La musicología, la ciencia que estudia la música en todas sus manifestaciones, nació hace poco más de cien años en Alemania, como un producto colateral de la reflexión sobre música impulsada por el idealismo hegeliano y su idea del espíritu manifestado en una obra. Entonces esta rama del saber, que buscaba erigirse en una disciplina académica, se vio en la necesidad de desarrollar un nuevo tipo de discurso sobre música que difiriera abiertamente de aquellos que profesaba el vulgo o el aficionado. Es así que, siguiendo las premisas sentadas por el crítico musical austríaco Eduard Hanslick, la musicología hubo de renegar del concepto de expresión, tan caro al neófito y al melómano, para volcarse a la forma, la cual creía ver materializada en la escritura. Puede afirmarse entonces que, por una paradoja del destino, la ciencia consagrada al arte de las musas nació del menosprecio de la práctica musical –entre otras cosas por sus connotaciones femeninas– e impulsó la sublimación de su abstracción en la partitura.
Desde su aparición a finales de la Alta Edad Media, la notación dotó a la música en Europa de una dimensión espacial. Esto tuvo repercusiones tan inmensas en la composición que el compositor británico Howard Goodall tildó tal proceso como el primer big bang en música. Hasta entonces la trasmisión de repertorios musicales en Occidente había tenido lugar exclusivamente a través de métodos orales y mnemotécnicos. Mas entonces, la necesidad de salvaguardar amplios cancioneros llevó a la cultura musical europea religiosa a desarrollar un sistema de representación que pudiera indicar tanto la altura cuanto la duración del sonido, logrando así que la música trascienda personas, países, lugares y épocas.

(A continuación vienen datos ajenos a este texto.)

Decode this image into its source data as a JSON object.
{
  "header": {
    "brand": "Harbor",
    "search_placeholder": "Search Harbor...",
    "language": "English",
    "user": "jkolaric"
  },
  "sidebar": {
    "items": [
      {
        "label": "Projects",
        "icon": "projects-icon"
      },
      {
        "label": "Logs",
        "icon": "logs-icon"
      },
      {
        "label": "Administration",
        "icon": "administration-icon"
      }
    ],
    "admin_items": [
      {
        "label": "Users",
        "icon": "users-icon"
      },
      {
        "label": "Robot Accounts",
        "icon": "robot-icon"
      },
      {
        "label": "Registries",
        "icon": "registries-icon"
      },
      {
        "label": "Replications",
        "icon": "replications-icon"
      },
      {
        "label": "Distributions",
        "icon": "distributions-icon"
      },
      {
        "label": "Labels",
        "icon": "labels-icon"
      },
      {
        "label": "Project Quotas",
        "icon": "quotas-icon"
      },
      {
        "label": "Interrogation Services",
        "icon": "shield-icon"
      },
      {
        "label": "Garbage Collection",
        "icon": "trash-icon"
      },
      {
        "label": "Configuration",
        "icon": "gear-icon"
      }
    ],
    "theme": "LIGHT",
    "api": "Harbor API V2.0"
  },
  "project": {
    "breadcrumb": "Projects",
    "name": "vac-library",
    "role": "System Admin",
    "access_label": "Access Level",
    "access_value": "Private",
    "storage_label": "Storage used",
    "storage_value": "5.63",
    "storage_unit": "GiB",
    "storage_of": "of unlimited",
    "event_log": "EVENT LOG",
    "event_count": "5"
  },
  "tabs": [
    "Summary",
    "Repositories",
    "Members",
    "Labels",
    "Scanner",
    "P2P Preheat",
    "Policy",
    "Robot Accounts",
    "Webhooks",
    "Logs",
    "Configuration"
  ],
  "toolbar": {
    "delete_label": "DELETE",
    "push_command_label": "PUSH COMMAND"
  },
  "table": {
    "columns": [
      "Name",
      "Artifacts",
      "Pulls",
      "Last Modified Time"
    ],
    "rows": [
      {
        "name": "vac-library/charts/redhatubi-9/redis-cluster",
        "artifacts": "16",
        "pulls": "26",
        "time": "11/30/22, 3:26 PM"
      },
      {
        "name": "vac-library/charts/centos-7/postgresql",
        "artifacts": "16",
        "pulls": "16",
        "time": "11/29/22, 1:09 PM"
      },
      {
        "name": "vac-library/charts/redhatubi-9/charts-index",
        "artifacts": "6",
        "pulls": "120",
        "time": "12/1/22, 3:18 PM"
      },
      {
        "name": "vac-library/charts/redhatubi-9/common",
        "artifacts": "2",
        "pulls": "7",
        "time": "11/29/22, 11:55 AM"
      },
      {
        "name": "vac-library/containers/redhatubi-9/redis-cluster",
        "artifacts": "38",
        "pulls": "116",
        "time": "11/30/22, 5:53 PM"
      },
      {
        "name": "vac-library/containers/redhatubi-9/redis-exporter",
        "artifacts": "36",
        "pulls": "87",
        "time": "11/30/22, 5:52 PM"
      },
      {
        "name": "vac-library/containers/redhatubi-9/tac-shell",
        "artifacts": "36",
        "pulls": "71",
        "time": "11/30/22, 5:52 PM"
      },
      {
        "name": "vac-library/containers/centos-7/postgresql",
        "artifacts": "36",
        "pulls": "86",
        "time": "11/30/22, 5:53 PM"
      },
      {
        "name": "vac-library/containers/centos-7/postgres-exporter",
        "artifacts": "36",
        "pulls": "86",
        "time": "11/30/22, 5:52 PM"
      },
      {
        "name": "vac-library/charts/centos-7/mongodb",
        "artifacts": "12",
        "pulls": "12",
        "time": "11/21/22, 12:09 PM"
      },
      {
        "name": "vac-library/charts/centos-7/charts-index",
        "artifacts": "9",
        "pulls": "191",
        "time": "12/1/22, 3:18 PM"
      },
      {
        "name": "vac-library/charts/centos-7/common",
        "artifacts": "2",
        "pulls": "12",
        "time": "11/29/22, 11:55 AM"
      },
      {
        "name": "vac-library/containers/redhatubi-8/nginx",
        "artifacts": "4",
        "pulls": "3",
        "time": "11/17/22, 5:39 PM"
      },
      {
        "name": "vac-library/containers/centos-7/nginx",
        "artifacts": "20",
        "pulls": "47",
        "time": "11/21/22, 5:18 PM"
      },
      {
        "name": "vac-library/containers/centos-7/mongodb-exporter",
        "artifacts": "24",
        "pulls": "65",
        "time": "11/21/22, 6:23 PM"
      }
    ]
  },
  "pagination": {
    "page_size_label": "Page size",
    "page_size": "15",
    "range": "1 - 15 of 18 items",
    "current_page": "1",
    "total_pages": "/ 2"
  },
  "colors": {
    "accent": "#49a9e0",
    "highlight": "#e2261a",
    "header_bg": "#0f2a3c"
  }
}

Pero el verdadero aporte de la escritura musical no estuvo en el hecho de que alborotara las formas de transmisión existentes, sino sobre todo en que inspirara estructuras sonoras, como el contrapunto, que emulaban la arquitectura, revolucionando con ello la creación musical. Charles Seeger ha señalado con acierto que la notación puede ser descriptiva –como la transcripción del etnomusicólogo que tiene lugar a posteriori– o prescriptiva, cuando indica al ejecutante lo que debe interpretar durante la performance. Por considerarla una herramienta efectiva para la instrucción de nuevas obras, la musicología pasó a considerar la partitura como el ideal de la obra y a sus realizaciones, como meros intentos de reproducir dicho ideal, siendo por lo mismo irrelevantes para el análisis científico. Pero ¿es una partitura realmente la expresión más fidedigna de una obra musical?
Si consideramos que la notación no es sino apenas una representación simbólica de los sonidos, capaz de indicar altura y duración, mas no apta para reproducir timbres ni frecuencias, habremos de convenir en que una partitura, ya sea prescriptiva o descriptiva, carece justamente de aquello con que solemos identificar la música: los sonidos. Podemos afirmar por consiguiente que ella, por sí misma y sin mediación de una ejecución, jamás alcanza a ser música, aunque se encuentre estrechamente ligada a su práctica. Y ahora bien, en cuanto el lenguaje de los musicólogos se funda por lo general en lo que le permite formular la notación y no la interpretación musical, no será aventurado sostener que su jerigonza profesional se basa en una manera atípica de entender la música.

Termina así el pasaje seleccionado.